The welfare state in Latin America
Can Latin American economies support a welfare state, however elementary it may be? There are countries in better conditions than others, but there is also a lack of effective multilateral mechanisms that make it possible to build minimum consultation instruments in the face of common challenges: from negotiation to vaccine production. If a country the size of Cuba can do it, why not bigger countries?

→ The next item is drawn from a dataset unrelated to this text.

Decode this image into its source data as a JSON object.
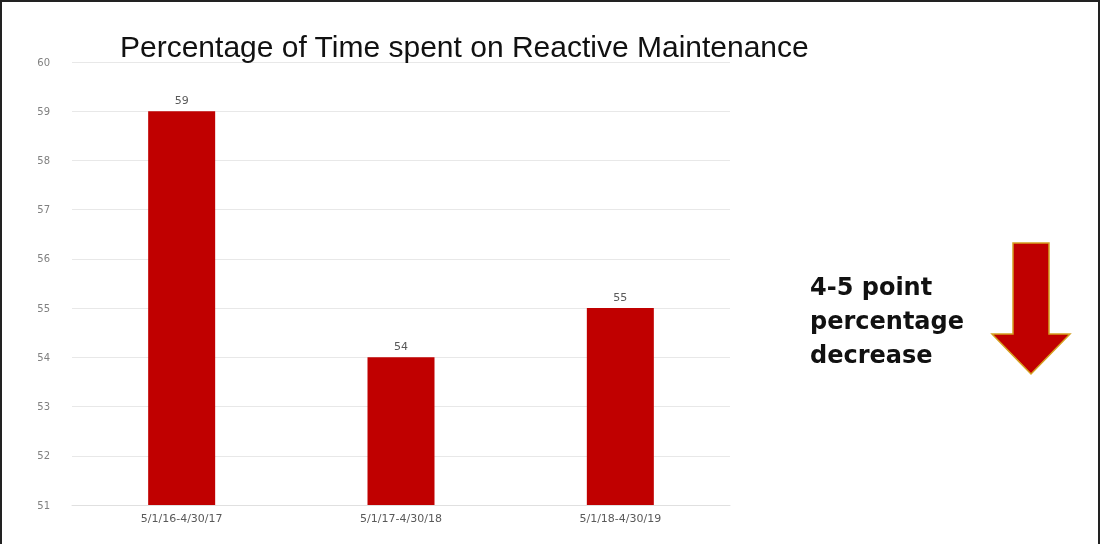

If we look at the political map close to South America, we see that in Brazil Lula is emerging, in Colombia Petro, and in Peru in a few days the second round will define if Fujimorismo returns or if the Professor Castillo becomes president. The Chilean elections are still several months away, but it is clear that the right will not stay in power.
The construction of benefactor states in Latin America, so as not to become a bottomless barrel, requires a development strategy to support it. In South America, the increase in demand and prices for its export products is helping this, but it is obviously necessary to boost infrastructure, increase productivity, diversify the export supply and, of course, a jump in exports. human ressources. In addition, it is necessary to act in a coordinated manner against organized crime and to reform the State to clean up corrupt and patronage practices.
It is neither little nor easy and much slower. But these are challenges that must be met. Perhaps now is the right time for most of the countries in the region to undertake the formation of new social pacts, for which it is necessary to constitute majorities of citizens who support the process.